Some of the greatest hits of the Sixties usher us into the auditorium, and the simple set – a bachelor pad in New York – is also a mirror-perfect reflection of this time. Black-and-white pictures of Judy Garland and Bette Davis hang down, showcasing some of the icons of the era. And these are, of course, gay icons too … and so the stage is set for the revival of this celebrated play, often credited with transforming attitudes on its 1968 debut.

A birthday celebration is about to begin, and the start of the play whips along merrily, as Michael (Ian Hallard) and his Saturday-night buddy Donald (Daniel Boys) prepare drinks and canapes. It’s in honour of Harold (Mark Gatiss), the birthday boy – but as the other guests arrive, there is an unexpected and unwanted surprise amongst them. Cue tight-lipped Alan (John Hopkins), Michael's room-mate from college way back when.

The first half of the action light and humorous, full of great one-liners, and the actors successfully create the impression that they are genuinely having a party together – with we, the audience, voyeurs on what unfolds. The mood is compelling and very easy to get caught up in, not least because of a lovely, simple dance routine that made me wish I could join in. The nine men between them build a totally plausible and absorbing friendship group, revealing both the alliances and the cracks in the varying relationships. James Holmes deserves special mention as the ageing Emory, delivering an eye-catching performance wonderfully embodying the phrase “gay abandon”.

But the arrival of Gatiss’s Harold changes the whole mood and atmosphere. Gatiss is superb as the acidic, ironic “Jew Fairy”, delivering cutting lines which evoked laugh-out-loud responses from the audience. Things get even darker when a game of declarations – “Affairs of the Heart” – comes into play. It does what it says on the tin, and Gatiss and Hallard stack up the tension gradually between them, as Hallard’s Michael transforms from the charming host to a visibly spiteful and terrified wreck.

We've all got stories from parties which turned sour, without our quite knowing how; this is a bit like that. But the stumbling block for me was the ending, which feels far too sudden and abrupt. The sense of “Huh?” from the audience members around me was palpable, almost audible; something else was needed to dispel the anti-climax of what, up to then, had been a great performance.

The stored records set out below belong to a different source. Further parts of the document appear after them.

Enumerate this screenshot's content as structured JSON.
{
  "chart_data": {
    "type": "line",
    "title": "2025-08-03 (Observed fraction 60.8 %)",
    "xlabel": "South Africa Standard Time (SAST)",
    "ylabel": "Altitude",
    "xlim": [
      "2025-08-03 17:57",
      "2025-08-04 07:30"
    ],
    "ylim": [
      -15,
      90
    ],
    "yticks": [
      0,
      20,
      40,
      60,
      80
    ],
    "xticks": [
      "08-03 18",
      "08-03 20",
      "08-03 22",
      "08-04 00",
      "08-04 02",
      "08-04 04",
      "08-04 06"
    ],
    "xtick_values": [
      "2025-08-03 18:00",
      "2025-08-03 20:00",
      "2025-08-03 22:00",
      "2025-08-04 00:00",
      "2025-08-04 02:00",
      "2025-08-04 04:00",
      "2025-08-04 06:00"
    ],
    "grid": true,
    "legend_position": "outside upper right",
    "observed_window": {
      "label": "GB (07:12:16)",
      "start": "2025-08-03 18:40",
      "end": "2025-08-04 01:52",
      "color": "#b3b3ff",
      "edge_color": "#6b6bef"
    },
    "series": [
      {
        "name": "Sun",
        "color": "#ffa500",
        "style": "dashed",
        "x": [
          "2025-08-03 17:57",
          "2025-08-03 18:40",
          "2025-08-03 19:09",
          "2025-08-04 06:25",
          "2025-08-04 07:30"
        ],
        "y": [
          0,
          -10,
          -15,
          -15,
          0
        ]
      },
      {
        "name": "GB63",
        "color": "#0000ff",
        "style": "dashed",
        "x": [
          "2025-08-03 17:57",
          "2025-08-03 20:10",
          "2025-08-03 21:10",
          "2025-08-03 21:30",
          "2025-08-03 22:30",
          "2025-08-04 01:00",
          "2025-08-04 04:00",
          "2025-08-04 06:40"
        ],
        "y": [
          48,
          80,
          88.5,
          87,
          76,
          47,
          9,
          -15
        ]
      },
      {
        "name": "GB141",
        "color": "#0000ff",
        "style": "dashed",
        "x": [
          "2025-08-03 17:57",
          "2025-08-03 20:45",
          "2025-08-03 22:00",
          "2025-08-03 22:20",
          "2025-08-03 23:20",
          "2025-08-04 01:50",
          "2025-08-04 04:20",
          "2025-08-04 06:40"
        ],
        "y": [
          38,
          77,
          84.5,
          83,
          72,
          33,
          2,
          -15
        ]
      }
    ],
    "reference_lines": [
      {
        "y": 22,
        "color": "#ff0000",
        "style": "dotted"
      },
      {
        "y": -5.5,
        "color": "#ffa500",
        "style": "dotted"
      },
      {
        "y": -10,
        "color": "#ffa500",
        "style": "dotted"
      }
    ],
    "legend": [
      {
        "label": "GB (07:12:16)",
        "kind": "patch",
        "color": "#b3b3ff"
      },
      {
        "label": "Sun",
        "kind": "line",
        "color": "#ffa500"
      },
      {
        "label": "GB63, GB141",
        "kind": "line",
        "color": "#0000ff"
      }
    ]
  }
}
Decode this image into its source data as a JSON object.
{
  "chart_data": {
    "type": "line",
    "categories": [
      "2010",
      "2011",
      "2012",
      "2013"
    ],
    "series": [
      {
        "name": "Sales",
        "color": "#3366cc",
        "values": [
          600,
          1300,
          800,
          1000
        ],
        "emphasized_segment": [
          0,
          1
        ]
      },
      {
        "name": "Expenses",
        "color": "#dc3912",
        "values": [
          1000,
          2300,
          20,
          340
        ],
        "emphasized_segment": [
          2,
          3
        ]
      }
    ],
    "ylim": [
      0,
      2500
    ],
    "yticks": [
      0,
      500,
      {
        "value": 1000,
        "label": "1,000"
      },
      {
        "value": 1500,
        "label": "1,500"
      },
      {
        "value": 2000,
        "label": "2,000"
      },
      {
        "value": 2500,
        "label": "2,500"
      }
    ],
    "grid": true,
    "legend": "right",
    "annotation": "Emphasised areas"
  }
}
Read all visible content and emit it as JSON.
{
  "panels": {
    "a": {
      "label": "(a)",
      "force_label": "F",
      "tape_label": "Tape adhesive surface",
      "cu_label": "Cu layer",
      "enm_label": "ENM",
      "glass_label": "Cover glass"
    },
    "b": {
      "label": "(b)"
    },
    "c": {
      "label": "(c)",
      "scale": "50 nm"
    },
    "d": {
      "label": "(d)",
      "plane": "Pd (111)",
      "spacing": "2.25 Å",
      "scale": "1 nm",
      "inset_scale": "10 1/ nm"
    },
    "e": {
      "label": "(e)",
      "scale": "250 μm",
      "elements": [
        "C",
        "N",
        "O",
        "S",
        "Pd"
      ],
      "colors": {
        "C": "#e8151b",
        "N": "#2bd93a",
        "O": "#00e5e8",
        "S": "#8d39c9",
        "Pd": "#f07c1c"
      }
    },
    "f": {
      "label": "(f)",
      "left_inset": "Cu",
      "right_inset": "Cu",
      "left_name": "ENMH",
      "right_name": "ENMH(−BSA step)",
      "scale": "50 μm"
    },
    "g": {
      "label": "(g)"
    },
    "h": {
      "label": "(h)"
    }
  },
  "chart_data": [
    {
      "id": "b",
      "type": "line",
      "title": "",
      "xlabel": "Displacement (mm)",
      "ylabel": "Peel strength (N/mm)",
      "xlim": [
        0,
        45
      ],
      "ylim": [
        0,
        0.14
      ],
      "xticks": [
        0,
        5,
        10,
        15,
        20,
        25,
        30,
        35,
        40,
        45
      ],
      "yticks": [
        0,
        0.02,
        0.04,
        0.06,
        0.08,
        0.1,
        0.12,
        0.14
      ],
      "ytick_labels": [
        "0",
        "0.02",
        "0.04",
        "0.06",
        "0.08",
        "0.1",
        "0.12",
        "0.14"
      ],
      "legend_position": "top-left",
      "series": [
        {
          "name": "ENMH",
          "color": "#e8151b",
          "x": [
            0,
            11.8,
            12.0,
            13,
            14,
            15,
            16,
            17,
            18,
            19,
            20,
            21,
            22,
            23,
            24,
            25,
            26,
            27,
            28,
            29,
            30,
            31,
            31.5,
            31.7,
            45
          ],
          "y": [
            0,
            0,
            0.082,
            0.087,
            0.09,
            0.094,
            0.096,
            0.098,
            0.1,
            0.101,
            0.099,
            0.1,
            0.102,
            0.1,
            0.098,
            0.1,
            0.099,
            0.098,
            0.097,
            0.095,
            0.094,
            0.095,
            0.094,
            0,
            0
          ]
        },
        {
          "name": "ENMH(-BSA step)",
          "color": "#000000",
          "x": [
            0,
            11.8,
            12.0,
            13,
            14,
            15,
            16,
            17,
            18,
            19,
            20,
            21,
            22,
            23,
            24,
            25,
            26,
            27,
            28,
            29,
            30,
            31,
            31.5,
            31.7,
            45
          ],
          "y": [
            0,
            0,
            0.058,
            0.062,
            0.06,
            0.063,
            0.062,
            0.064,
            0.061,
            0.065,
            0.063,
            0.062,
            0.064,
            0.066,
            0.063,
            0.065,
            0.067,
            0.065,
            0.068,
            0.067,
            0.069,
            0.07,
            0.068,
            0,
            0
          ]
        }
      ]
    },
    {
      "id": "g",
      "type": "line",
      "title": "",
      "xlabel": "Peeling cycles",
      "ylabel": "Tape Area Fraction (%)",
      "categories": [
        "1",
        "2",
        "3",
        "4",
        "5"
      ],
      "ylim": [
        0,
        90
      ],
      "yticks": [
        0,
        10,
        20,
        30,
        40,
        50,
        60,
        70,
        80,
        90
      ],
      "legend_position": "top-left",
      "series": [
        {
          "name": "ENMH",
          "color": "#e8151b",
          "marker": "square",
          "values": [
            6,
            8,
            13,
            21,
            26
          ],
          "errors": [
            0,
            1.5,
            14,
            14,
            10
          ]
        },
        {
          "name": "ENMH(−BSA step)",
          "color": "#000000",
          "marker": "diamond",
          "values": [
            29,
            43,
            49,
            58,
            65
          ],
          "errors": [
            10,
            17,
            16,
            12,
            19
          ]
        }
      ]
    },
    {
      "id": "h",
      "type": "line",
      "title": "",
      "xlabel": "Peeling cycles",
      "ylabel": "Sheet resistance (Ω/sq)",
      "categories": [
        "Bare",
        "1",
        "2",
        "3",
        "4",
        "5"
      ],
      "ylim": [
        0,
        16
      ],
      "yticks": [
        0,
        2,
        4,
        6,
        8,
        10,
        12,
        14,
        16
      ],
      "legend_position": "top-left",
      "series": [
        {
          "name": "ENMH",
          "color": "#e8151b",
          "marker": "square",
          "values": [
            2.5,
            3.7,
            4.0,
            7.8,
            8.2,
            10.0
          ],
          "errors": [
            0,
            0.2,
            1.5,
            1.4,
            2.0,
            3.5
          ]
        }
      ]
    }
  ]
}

Nevertheless, this production – superbly directed by Adam Penford – offers an important insight into the secret shame and occasional self-loathing associated with love which, at that time, “dared not speak its name”. Witnessing Michael’s torture as he tries to live a double life, I could only feel gratitude towards the courageous trail-blazers who led the way in changing attitudes over the last forty years.  Playwright Mart Crowley is among them, and I think he’d have been happy to see the out-and-proud audience around me at the Theatre Royal.  All in all, a treat of a night.